12. Megis (Stirring or Mixing)

Stirring food in a pot helps it cook better and more evenly, and therefore one who stirs food that is not fully cooked on Shabbat transgresses a Torah prohibition. The act of stirring is known in rabbinic literature as megis. Even if the food is no longer on the fire, as long as it is not fully cooked and it is yad soledet bo, it is forbidden by Torah law to stir it. In light of this, the Sages forbade removing food from a pot that contains food that is not yet fully cooked, even after the pot is removed from the plata, because the resultant movement in the pot would constitute stirring. Only when the food has cooled down and is no longer yad soledet bo may one remove the food he wants.

However, once the food has finished cooking and is ready to be eaten, there is no longer a problem of Bishul, and one may remove whatever he wants from the pot (SA 318:18). This is the custom of many Sephardim. In any case, one should not stir the food while it is still on the fire, because this resembles cooking (Yalkut Yosef 318:43).

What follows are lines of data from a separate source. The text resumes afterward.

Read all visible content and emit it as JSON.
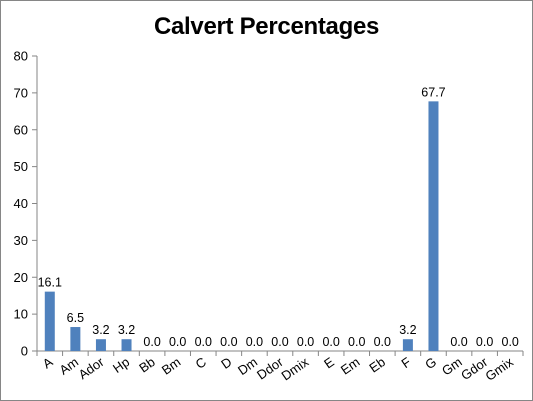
{
  "chart_data": {
    "type": "bar",
    "title": "Calvert Percentages",
    "xlabel": "",
    "ylabel": "",
    "ylim": [
      0,
      80
    ],
    "yticks": [
      0,
      10,
      20,
      30,
      40,
      50,
      60,
      70,
      80
    ],
    "categories": [
      "A",
      "Am",
      "Ador",
      "Hp",
      "Bb",
      "Bm",
      "C",
      "D",
      "Dm",
      "Ddor",
      "Dmix",
      "E",
      "Em",
      "Eb",
      "F",
      "G",
      "Gm",
      "Gdor",
      "Gmix"
    ],
    "values": [
      16.1,
      6.5,
      3.2,
      3.2,
      0.0,
      0.0,
      0.0,
      0.0,
      0.0,
      0.0,
      0.0,
      0.0,
      0.0,
      0.0,
      3.2,
      67.7,
      0.0,
      0.0,
      0.0
    ],
    "data_labels": [
      "16.1",
      "6.5",
      "3.2",
      "3.2",
      "0.0",
      "0.0",
      "0.0",
      "0.0",
      "0.0",
      "0.0",
      "0.0",
      "0.0",
      "0.0",
      "0.0",
      "3.2",
      "67.7",
      "0.0",
      "0.0",
      "0.0"
    ],
    "bar_color": "#4f81bd",
    "gridlines": false,
    "legend": "none"
  }
}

The custom of Ashkenazim and some Sephardim is to be more stringent. As long as the food is still on the plata, even if it is fully cooked, le-khatĥila they do not remove any food. Rather, first they remove the pot from the plata and only then remove what they want. If they wish to return the pot to the plata afterward, they must be careful to follow the principles for returning food to the plata (section 19 below).

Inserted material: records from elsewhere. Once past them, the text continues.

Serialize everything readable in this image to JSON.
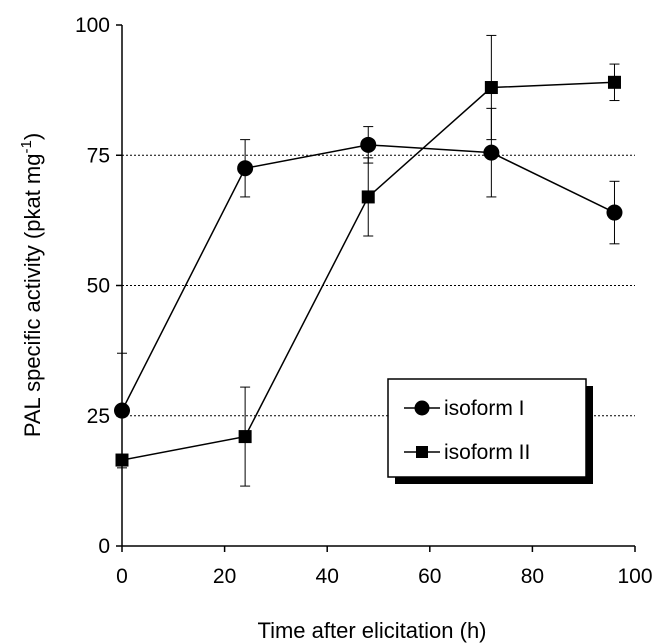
{
  "chart_data": {
    "type": "line",
    "xlabel": "Time after elicitation (h)",
    "ylabel": "PAL specific activity (pkat mg",
    "ylabel_superscript": "-1",
    "ylabel_close": ")",
    "xlim": [
      0,
      100
    ],
    "ylim": [
      0,
      100
    ],
    "xticks": [
      0,
      20,
      40,
      60,
      80,
      100
    ],
    "yticks": [
      0,
      25,
      50,
      75,
      100
    ],
    "grid": "horizontal dashed at 25, 50, 75",
    "legend_position": "lower-right",
    "series": [
      {
        "name": "isoform I",
        "marker": "circle",
        "x": [
          0,
          24,
          48,
          72,
          96
        ],
        "y": [
          26,
          72.5,
          77,
          75.5,
          64
        ],
        "error": [
          11,
          5.5,
          3.5,
          8.5,
          6
        ]
      },
      {
        "name": "isoform II",
        "marker": "square",
        "x": [
          0,
          24,
          48,
          72,
          96
        ],
        "y": [
          16.5,
          21,
          67,
          88,
          89
        ],
        "error": [
          0,
          9.5,
          7.5,
          10,
          3.5
        ]
      }
    ]
  }
}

In cases of necessity, even those who are usually stringent are lenient, and allow fully cooked food to be removed from a pot on the fire. For example, if a pot is resting on an uncovered fire, so that if it is removed from the fire it will be forbidden to replace it (see section 19), one may remove food from the pot while it is still on the fire. This is because technically once the food is fully cooked there is no longer a prohibition of megis (Ĥazon Ish 37:15; SSK 1:38). Everyone agrees that if a pot or metal urn is filled with boiling water before Shabbat and then left on the plata during Shabbat, one may remove water from it on Shabbat (SSK 1:39).[11]

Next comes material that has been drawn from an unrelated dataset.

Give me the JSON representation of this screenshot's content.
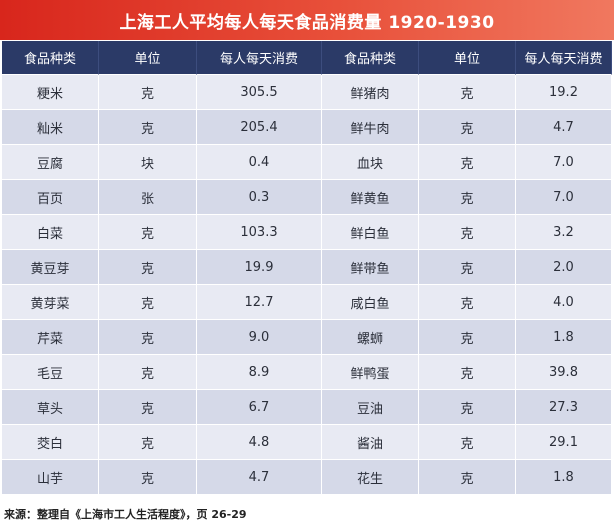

[11]. Those who are stringent defer to Kol Bo, which maintains that as long as the pot is resting on a heat source, whether flame or plata, stirring is forbidden by Torah law. Even though this position is problematic, and most poskim disagree with it, le-khatĥila we defer to it. This is the approach of Rav Pe’alim 3:45 and Or Le-Tziyon 2:30:15. (Perhaps they defer to this opinion because the activity of stirring resembles cooking.)